Another 7,098 skaters, 91 wheelchair athletes and 97 walkers participated in the event. Police estimated that more than a million spectators lined the streets of Berlin, making the marathon the biggest festival in German sport. Tragically one runner died after he collapsed about one kilometre from the finish line, while another was successfully rescued after collapsing.
The skaters’ race has seen another dramatic sprint finish. But winners’ times were not quite as fast as expected. While conditions were perfect for the skaters, tactical races often don’t allow very fast times. At the end Juan Carlos Betancur (Columbia) won the event in 1:04:44,4 hours, crossing the finish line just one tenth of a second ahead of Kalon Dobbin (New Zealand). While for Betancur it was the first win in the real,- BERLIN-MARATHON Angèle Vaudan (France) won the event for the second time. It was two years ago that she had set the course record of 1:08:29. That still stands. And this time Vaudan was five and a half minutes slower, winning in 1:13:59,7. She also was the best sprinter at the end. Just two tenths of a second behind was Silvia Nino (Columbia).

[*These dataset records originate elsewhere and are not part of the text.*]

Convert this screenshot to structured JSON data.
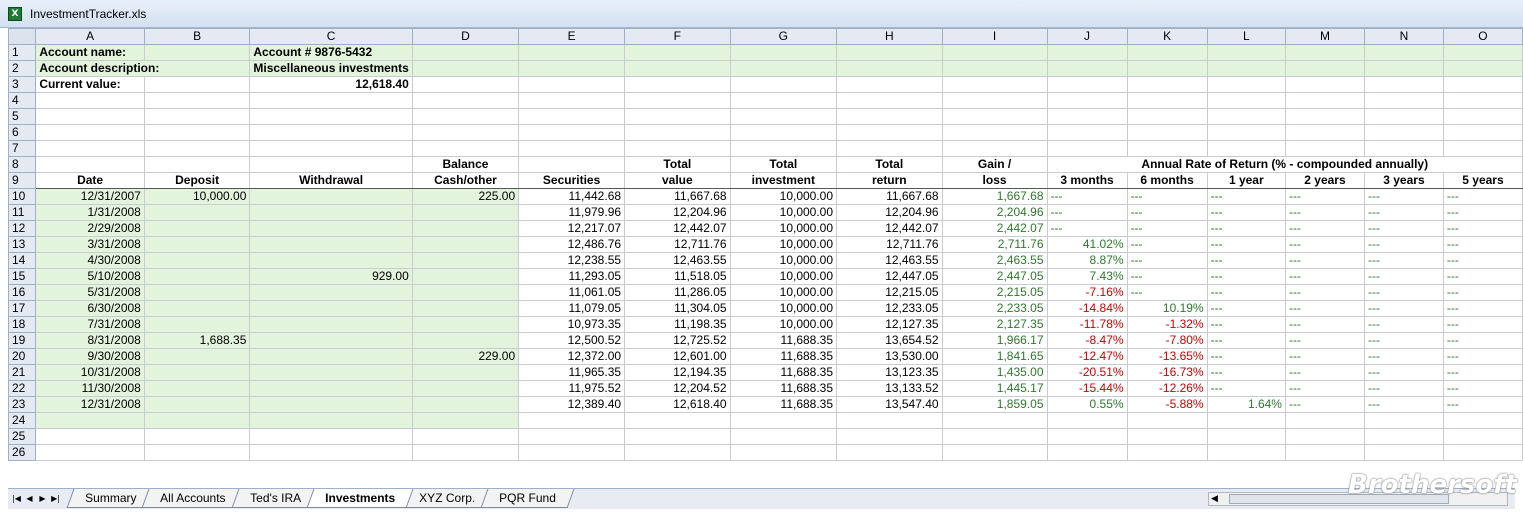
{
  "window": {
    "title": "InvestmentTracker.xls",
    "icon": "excel-icon"
  },
  "columns": [
    "A",
    "B",
    "C",
    "D",
    "E",
    "F",
    "G",
    "H",
    "I",
    "J",
    "K",
    "L",
    "M",
    "N",
    "O"
  ],
  "header": {
    "account_name_label": "Account name:",
    "account_name_value": "Account # 9876-5432",
    "account_desc_label": "Account description:",
    "account_desc_value": "Miscellaneous investments",
    "current_value_label": "Current value:",
    "current_value": "12,618.40"
  },
  "headers_row8": {
    "balance": "Balance",
    "total1": "Total",
    "total2": "Total",
    "total3": "Total",
    "gain": "Gain /",
    "annual": "Annual Rate of Return (% - compounded annually)"
  },
  "headers_row9": {
    "date": "Date",
    "deposit": "Deposit",
    "withdrawal": "Withdrawal",
    "cash": "Cash/other",
    "securities": "Securities",
    "value": "value",
    "investment": "investment",
    "return": "return",
    "loss": "loss",
    "m3": "3 months",
    "m6": "6 months",
    "y1": "1 year",
    "y2": "2 years",
    "y3": "3 years",
    "y5": "5 years"
  },
  "rows": [
    {
      "date": "12/31/2007",
      "deposit": "10,000.00",
      "withdrawal": "",
      "cash": "225.00",
      "sec": "11,442.68",
      "val": "11,667.68",
      "inv": "10,000.00",
      "ret": "11,667.68",
      "gain": "1,667.68",
      "m3": "---",
      "m6": "---",
      "y1": "---",
      "y2": "---",
      "y3": "---",
      "y5": "---"
    },
    {
      "date": "1/31/2008",
      "deposit": "",
      "withdrawal": "",
      "cash": "",
      "sec": "11,979.96",
      "val": "12,204.96",
      "inv": "10,000.00",
      "ret": "12,204.96",
      "gain": "2,204.96",
      "m3": "---",
      "m6": "---",
      "y1": "---",
      "y2": "---",
      "y3": "---",
      "y5": "---"
    },
    {
      "date": "2/29/2008",
      "deposit": "",
      "withdrawal": "",
      "cash": "",
      "sec": "12,217.07",
      "val": "12,442.07",
      "inv": "10,000.00",
      "ret": "12,442.07",
      "gain": "2,442.07",
      "m3": "---",
      "m6": "---",
      "y1": "---",
      "y2": "---",
      "y3": "---",
      "y5": "---"
    },
    {
      "date": "3/31/2008",
      "deposit": "",
      "withdrawal": "",
      "cash": "",
      "sec": "12,486.76",
      "val": "12,711.76",
      "inv": "10,000.00",
      "ret": "12,711.76",
      "gain": "2,711.76",
      "m3": "41.02%",
      "m6": "---",
      "y1": "---",
      "y2": "---",
      "y3": "---",
      "y5": "---"
    },
    {
      "date": "4/30/2008",
      "deposit": "",
      "withdrawal": "",
      "cash": "",
      "sec": "12,238.55",
      "val": "12,463.55",
      "inv": "10,000.00",
      "ret": "12,463.55",
      "gain": "2,463.55",
      "m3": "8.87%",
      "m6": "---",
      "y1": "---",
      "y2": "---",
      "y3": "---",
      "y5": "---"
    },
    {
      "date": "5/10/2008",
      "deposit": "",
      "withdrawal": "929.00",
      "cash": "",
      "sec": "11,293.05",
      "val": "11,518.05",
      "inv": "10,000.00",
      "ret": "12,447.05",
      "gain": "2,447.05",
      "m3": "7.43%",
      "m6": "---",
      "y1": "---",
      "y2": "---",
      "y3": "---",
      "y5": "---"
    },
    {
      "date": "5/31/2008",
      "deposit": "",
      "withdrawal": "",
      "cash": "",
      "sec": "11,061.05",
      "val": "11,286.05",
      "inv": "10,000.00",
      "ret": "12,215.05",
      "gain": "2,215.05",
      "m3": "-7.16%",
      "m6": "---",
      "y1": "---",
      "y2": "---",
      "y3": "---",
      "y5": "---"
    },
    {
      "date": "6/30/2008",
      "deposit": "",
      "withdrawal": "",
      "cash": "",
      "sec": "11,079.05",
      "val": "11,304.05",
      "inv": "10,000.00",
      "ret": "12,233.05",
      "gain": "2,233.05",
      "m3": "-14.84%",
      "m6": "10.19%",
      "y1": "---",
      "y2": "---",
      "y3": "---",
      "y5": "---"
    },
    {
      "date": "7/31/2008",
      "deposit": "",
      "withdrawal": "",
      "cash": "",
      "sec": "10,973.35",
      "val": "11,198.35",
      "inv": "10,000.00",
      "ret": "12,127.35",
      "gain": "2,127.35",
      "m3": "-11.78%",
      "m6": "-1.32%",
      "y1": "---",
      "y2": "---",
      "y3": "---",
      "y5": "---"
    },
    {
      "date": "8/31/2008",
      "deposit": "1,688.35",
      "withdrawal": "",
      "cash": "",
      "sec": "12,500.52",
      "val": "12,725.52",
      "inv": "11,688.35",
      "ret": "13,654.52",
      "gain": "1,966.17",
      "m3": "-8.47%",
      "m6": "-7.80%",
      "y1": "---",
      "y2": "---",
      "y3": "---",
      "y5": "---"
    },
    {
      "date": "9/30/2008",
      "deposit": "",
      "withdrawal": "",
      "cash": "229.00",
      "sec": "12,372.00",
      "val": "12,601.00",
      "inv": "11,688.35",
      "ret": "13,530.00",
      "gain": "1,841.65",
      "m3": "-12.47%",
      "m6": "-13.65%",
      "y1": "---",
      "y2": "---",
      "y3": "---",
      "y5": "---"
    },
    {
      "date": "10/31/2008",
      "deposit": "",
      "withdrawal": "",
      "cash": "",
      "sec": "11,965.35",
      "val": "12,194.35",
      "inv": "11,688.35",
      "ret": "13,123.35",
      "gain": "1,435.00",
      "m3": "-20.51%",
      "m6": "-16.73%",
      "y1": "---",
      "y2": "---",
      "y3": "---",
      "y5": "---"
    },
    {
      "date": "11/30/2008",
      "deposit": "",
      "withdrawal": "",
      "cash": "",
      "sec": "11,975.52",
      "val": "12,204.52",
      "inv": "11,688.35",
      "ret": "13,133.52",
      "gain": "1,445.17",
      "m3": "-15.44%",
      "m6": "-12.26%",
      "y1": "---",
      "y2": "---",
      "y3": "---",
      "y5": "---"
    },
    {
      "date": "12/31/2008",
      "deposit": "",
      "withdrawal": "",
      "cash": "",
      "sec": "12,389.40",
      "val": "12,618.40",
      "inv": "11,688.35",
      "ret": "13,547.40",
      "gain": "1,859.05",
      "m3": "0.55%",
      "m6": "-5.88%",
      "y1": "1.64%",
      "y2": "---",
      "y3": "---",
      "y5": "---"
    }
  ],
  "tabs": [
    {
      "label": "Summary",
      "active": false
    },
    {
      "label": "All Accounts",
      "active": false
    },
    {
      "label": "Ted's IRA",
      "active": false
    },
    {
      "label": "Investments",
      "active": true
    },
    {
      "label": "XYZ Corp.",
      "active": false
    },
    {
      "label": "PQR Fund",
      "active": false
    }
  ],
  "nav": [
    "first-sheet-icon",
    "prev-sheet-icon",
    "next-sheet-icon",
    "last-sheet-icon"
  ],
  "watermark": "Brothersoft",
  "colors": {
    "positive": "#2d7a2d",
    "negative": "#cc0000",
    "input_fill": "#e2f4dc",
    "header_fill": "#e4e9f2"
  }
}
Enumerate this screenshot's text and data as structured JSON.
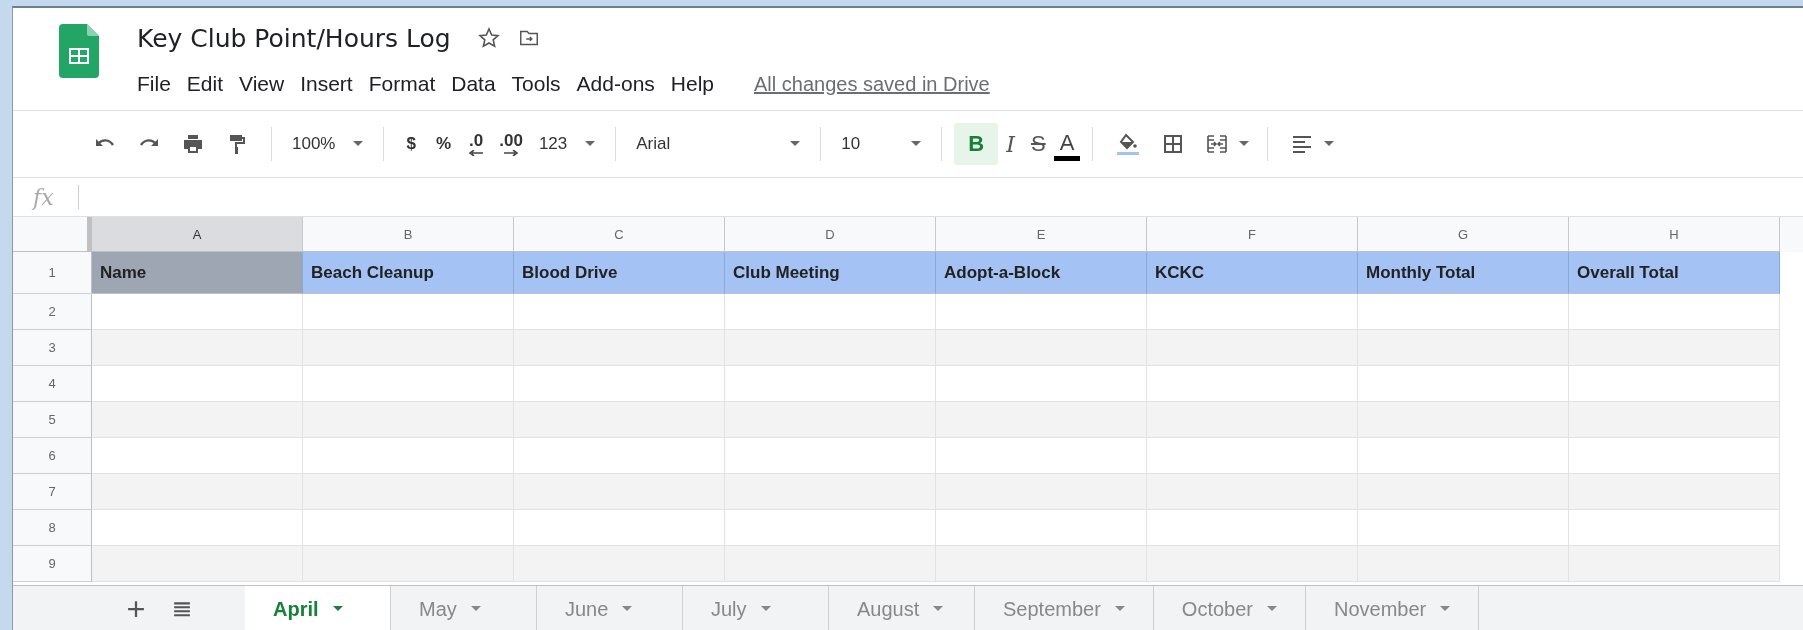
{
  "document": {
    "title": "Key Club Point/Hours Log",
    "save_status": "All changes saved in Drive"
  },
  "menu": [
    "File",
    "Edit",
    "View",
    "Insert",
    "Format",
    "Data",
    "Tools",
    "Add-ons",
    "Help"
  ],
  "toolbar": {
    "zoom": "100%",
    "currency": "$",
    "percent": "%",
    "decrease_decimals": ".0",
    "increase_decimals": ".00",
    "number_format": "123",
    "font": "Arial",
    "font_size": "10",
    "bold": {
      "label": "B",
      "active": true
    },
    "italic": "I",
    "strikethrough": "S",
    "text_color": "A"
  },
  "formula_bar": {
    "label": "fx"
  },
  "columns": [
    {
      "letter": "A",
      "selected": true
    },
    {
      "letter": "B",
      "selected": false
    },
    {
      "letter": "C",
      "selected": false
    },
    {
      "letter": "D",
      "selected": false
    },
    {
      "letter": "E",
      "selected": false
    },
    {
      "letter": "F",
      "selected": false
    },
    {
      "letter": "G",
      "selected": false
    },
    {
      "letter": "H",
      "selected": false
    }
  ],
  "header_row": {
    "number": "1",
    "cells": [
      {
        "text": "Name",
        "selected": true
      },
      {
        "text": "Beach Cleanup",
        "selected": false
      },
      {
        "text": "Blood Drive",
        "selected": false
      },
      {
        "text": "Club Meeting",
        "selected": false
      },
      {
        "text": "Adopt-a-Block",
        "selected": false
      },
      {
        "text": "KCKC",
        "selected": false
      },
      {
        "text": "Monthly Total",
        "selected": false
      },
      {
        "text": "Overall Total",
        "selected": false
      }
    ]
  },
  "rows": [
    {
      "number": "2"
    },
    {
      "number": "3"
    },
    {
      "number": "4"
    },
    {
      "number": "5"
    },
    {
      "number": "6"
    },
    {
      "number": "7"
    },
    {
      "number": "8"
    },
    {
      "number": "9"
    }
  ],
  "sheet_tabs": [
    {
      "label": "April",
      "selected": true
    },
    {
      "label": "May",
      "selected": false
    },
    {
      "label": "June",
      "selected": false
    },
    {
      "label": "July",
      "selected": false
    },
    {
      "label": "August",
      "selected": false
    },
    {
      "label": "September",
      "selected": false
    },
    {
      "label": "October",
      "selected": false
    },
    {
      "label": "November",
      "selected": false
    }
  ]
}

It was business as usual in the wheelchair race. For a record 15th time the winner of the event was Heinz Frei. It was back in 1985, when the Swiss athlete won for the first time in Berlin. And meanwhile he is unbeaten since 1991 in Berlin. Frei himself was quite surprised that he is still able to dominate the wheelchair race as he did. Winning in 1:28:28 this time he was much slower than five years ago when he set the course record of 1:21:39.
But he still was half a minute clear of Jun Hiromichi of Japan. The women’s race did also not produce a first time winner in Berlin. As last year Edith Hunkeler (Switzerland) was again number one, crossing the line in 1:45:53. Edith Hunkeler, who had triumphed in Berlin in 1998 for the first time, managed to finish in the fourth fastest time ever in Berlin. And it was only in 1992, when the first three women were faster than Edith Hunkeler was now.
It was not until a couple of days ago that Raymond Kipkoech entered the men’s race. Just ten days before the real,- BERLIN MARATHON he did a training run back home in Kapsait. At an altitude of 3,000 metres Kipkoech ran 35 k. “He then persuaded me to let him run Berlin. I was sceptical about this because of his 35 k run just ten days before. But he looked very good and said he felt absolutely fit for Berlin. He convinced me saying that if he would realise that it does not work for him he would drop out”, his manager Dr. Gabriele Rosa, who was in Kenya at that time, said.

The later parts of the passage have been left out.